Polyamine biosynthesis inhibition enhances HSV-1 thymidine kinase/ganciclovir-mediated cytotoxicity in tumor cells

Abstract

Cancer gene therapy with the aid of herpes simplex virus type 1 thymidine kinase gene (HSV-TK) and anti-herpes drug ganciclovir (GCV) has been widely used and its efficacy has been demonstrated in a variety of different malignant cells and animal tumor models. It is also commonly accepted, however, that this gene therapy regimen needs to be enhanced for a true clinical success. We studied whether polyamine biosynthesis inhibition by 2-difluoromethylornithine (DFMO), a clinically tested and well-tolerated chemotherapeutic drug, can increase the cytotoxicity of HSV-TK/GCV in 9L rat glioma cells. Our initial experiments showed that polyamine depletion actually protected the cells from cytotoxicity if GCV treatment was started too early after removal of DFMO. Analyses of cell growth, intracellular polyamine pools and cell cycle phase distribution suggested that later initiation of GCV treatment would be more beneficial due to increased proportion of cells in the middle of the cell cycle S phase.

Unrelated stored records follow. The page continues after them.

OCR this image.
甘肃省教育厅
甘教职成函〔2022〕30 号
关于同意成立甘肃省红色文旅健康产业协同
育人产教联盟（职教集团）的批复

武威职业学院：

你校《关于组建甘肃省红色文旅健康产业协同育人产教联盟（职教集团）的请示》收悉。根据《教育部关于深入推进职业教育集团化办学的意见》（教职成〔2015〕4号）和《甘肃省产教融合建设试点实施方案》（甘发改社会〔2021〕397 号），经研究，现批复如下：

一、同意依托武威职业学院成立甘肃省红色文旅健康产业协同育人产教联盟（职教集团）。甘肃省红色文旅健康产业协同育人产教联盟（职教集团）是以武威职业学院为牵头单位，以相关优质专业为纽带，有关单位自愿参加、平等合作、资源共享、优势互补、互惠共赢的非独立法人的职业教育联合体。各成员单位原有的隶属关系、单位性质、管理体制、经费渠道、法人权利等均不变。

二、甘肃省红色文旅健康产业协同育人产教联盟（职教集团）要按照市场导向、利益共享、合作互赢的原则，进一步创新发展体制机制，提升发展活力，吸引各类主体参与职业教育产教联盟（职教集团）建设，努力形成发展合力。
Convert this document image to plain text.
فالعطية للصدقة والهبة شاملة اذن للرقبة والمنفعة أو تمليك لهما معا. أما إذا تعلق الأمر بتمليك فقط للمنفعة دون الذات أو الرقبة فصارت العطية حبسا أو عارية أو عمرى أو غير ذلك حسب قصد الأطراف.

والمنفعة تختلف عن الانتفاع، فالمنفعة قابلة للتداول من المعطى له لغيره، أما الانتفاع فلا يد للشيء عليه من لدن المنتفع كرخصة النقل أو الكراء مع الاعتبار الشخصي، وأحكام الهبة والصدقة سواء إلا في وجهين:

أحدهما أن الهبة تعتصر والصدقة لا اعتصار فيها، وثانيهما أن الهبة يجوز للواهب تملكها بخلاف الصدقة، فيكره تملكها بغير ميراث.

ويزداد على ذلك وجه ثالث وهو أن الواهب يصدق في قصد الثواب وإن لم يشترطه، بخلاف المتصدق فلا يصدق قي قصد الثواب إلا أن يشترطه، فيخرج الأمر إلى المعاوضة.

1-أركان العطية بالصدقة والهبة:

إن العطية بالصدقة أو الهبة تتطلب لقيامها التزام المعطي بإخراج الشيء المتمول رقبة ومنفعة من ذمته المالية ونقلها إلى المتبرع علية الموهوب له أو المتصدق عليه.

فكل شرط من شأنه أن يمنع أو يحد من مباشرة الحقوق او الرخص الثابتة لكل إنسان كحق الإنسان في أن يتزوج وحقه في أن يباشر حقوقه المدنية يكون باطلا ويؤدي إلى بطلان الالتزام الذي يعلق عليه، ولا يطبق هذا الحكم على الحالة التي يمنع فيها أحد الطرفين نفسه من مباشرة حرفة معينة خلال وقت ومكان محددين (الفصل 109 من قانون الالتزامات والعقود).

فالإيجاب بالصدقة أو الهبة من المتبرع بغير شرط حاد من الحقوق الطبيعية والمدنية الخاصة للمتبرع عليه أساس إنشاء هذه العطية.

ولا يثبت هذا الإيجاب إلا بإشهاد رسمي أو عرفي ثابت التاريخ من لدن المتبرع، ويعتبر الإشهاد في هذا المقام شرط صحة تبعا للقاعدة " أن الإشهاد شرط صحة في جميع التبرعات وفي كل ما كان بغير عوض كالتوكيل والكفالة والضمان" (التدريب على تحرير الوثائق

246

When the cells were exposed to GCV 3 or 4 days after removal of DFMO from growth medium, the cytotoxicity was increased up to 2.5-fold. We also verified whether cell cycle blockage per se could yield similar effect as DFMO. Our results from serum deprivation experiments showed that, despite of apparent cell growth and cell cycle phase distribution effects, serum starvation was weaker enhancer of HSV-TK/GCV cytotoxicity than DFMO. Finally, the general utility of HSV-TK/GCV + DFMO combination was tested in another tumor cell type, human prostate carcinoma cell line DU-145. DFMO sensitized these cells to HSV-TK/GCV cytotoxicity, but the effect was less prominent than in 9L cells. In conclusion, we have demonstrated that a correctly timed induction of DFMO-mediated polyamine biosynthesis inhibition can enhance the efficiency of HSV-TK/GCV gene therapy in vitro. The observed synergistic effect is potentially useful in clinical trials because, as opposed to use of other cell cycle-altering drugs, DFMO has already been tested in the treatment of human tumors and used as chemo preventive regimen with excellent tolerability.